Ikhlas itu Sungguh Teramat Indah

Hari ini aku chatting dengan bidadari. Dia bertanya mengapa aku menghapus dia di akun facebooknya. Sebelumnya dia sudah sms aku, telepon juga sudah. Dia minta kejelasan dan konfirmasi, jangan-jangan aku termakan seseorang yang sedang mengganggunya. Dia takut jika aku lebih mempercayai orang tersebut daripada dirinya yang sudah lama berkenalan.

Jelas dia salah sangka. Aku memang telah menutup akun facebookku jauh-jauh hari.

Kami pun chatting. Dia bercerita bahwa dia akan menikah tahun ini. Kali ini jujur-sejujurnya. Aku pun bahagia, dan entah mengapa tidak ada perasaan yang mengganjal di hati. Dulu, jika dia berucap demikian, akan sakit sekali hati ini namun sekarang perasaan itu telah pergi. Aku mungkin telah belajar setetes embun dari ikhlas.
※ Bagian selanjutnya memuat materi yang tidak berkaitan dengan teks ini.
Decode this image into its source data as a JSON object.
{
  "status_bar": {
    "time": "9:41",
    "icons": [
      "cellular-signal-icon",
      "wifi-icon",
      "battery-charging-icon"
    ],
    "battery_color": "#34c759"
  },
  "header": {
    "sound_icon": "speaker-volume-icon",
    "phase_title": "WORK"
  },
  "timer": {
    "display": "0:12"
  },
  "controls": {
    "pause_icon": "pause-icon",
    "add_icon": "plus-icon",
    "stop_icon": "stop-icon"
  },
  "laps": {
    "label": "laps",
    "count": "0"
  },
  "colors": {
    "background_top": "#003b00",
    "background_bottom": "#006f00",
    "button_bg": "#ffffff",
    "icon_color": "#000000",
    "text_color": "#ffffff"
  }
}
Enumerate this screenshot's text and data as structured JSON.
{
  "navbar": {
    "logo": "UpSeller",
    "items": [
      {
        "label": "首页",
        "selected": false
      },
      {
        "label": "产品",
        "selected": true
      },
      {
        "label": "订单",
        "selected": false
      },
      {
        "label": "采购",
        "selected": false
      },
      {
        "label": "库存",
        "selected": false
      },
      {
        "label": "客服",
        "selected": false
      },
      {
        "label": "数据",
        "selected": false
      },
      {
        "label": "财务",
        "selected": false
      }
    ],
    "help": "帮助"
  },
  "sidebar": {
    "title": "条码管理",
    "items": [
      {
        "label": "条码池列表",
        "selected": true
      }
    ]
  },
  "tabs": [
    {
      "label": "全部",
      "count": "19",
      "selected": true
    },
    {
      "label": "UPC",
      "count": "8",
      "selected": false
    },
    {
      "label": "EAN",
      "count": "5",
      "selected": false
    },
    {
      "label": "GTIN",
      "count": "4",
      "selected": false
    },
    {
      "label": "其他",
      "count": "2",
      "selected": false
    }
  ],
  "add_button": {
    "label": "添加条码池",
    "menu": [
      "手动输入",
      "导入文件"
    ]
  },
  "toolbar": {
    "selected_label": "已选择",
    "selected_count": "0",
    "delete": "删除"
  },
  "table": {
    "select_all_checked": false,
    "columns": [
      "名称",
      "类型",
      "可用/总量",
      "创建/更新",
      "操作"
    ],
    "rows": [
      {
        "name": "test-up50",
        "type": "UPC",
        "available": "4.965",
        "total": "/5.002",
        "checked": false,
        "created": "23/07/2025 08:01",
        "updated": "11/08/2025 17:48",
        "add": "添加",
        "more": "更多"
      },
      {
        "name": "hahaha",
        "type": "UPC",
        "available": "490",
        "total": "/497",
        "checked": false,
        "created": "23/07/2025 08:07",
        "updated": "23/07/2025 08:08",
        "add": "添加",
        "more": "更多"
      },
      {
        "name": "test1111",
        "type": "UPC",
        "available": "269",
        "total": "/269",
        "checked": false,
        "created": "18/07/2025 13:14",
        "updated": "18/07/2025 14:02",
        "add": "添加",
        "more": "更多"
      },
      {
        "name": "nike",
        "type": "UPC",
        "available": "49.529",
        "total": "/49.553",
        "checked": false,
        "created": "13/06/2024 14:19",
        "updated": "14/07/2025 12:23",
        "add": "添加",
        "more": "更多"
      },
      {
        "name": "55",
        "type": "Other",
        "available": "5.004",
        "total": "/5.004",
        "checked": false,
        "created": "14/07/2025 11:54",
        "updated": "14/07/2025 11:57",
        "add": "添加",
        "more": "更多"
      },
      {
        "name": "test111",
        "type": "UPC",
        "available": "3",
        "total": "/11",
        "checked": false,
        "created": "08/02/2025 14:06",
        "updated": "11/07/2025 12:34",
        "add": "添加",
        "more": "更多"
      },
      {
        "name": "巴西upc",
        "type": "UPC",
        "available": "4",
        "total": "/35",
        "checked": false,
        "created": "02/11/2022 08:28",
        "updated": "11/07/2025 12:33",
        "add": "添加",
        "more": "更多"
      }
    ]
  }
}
Dan kejadian yang menghantam hati datangnya bertubi-tubi. Bidadari ketiga pun bisa dipastikan tidak mencintaiku. Aku pun entah mengapa merasa begitu bebas. Tidak ada rasa sesak yang biasa mengganjal. Aku begitu bahagia. Aku merasa aku akan menjalani apapun takdir yang Tuhanku berikan, apapun itu, demi mencapai ridha-Nya.

Semalam aku tidak tidur. Aku membaca buku Al-Wafa’ karangan Ibnu Jauzi. Buku itu bercerita tentang kepribadian Rasulullah. Semalaman aku menangis membaca buku itu, betapa beratnya perjuangan nabi yang sangat kucinta tersebut. Ada satu kata yang membuatku begitu tersayat: “Bahkan andai Musa masih hidup jika aku turun, maka tentu Musa akan ikut dalam barisanku,” demikianlah redaksi bebasnya.

Jujur. Aku sedang patah hati, namun itu semua tidak membuatku sakit hati atau menjadi pencaci Tuhan. Sakit teramat sakit, namun ada perasaan lega. Aku menjadi berduga-duga, kiranya siapa yang akan menentramkan hatiku kelak.

Tuhan. Ajarkan aku lagi tentang keikhlasan.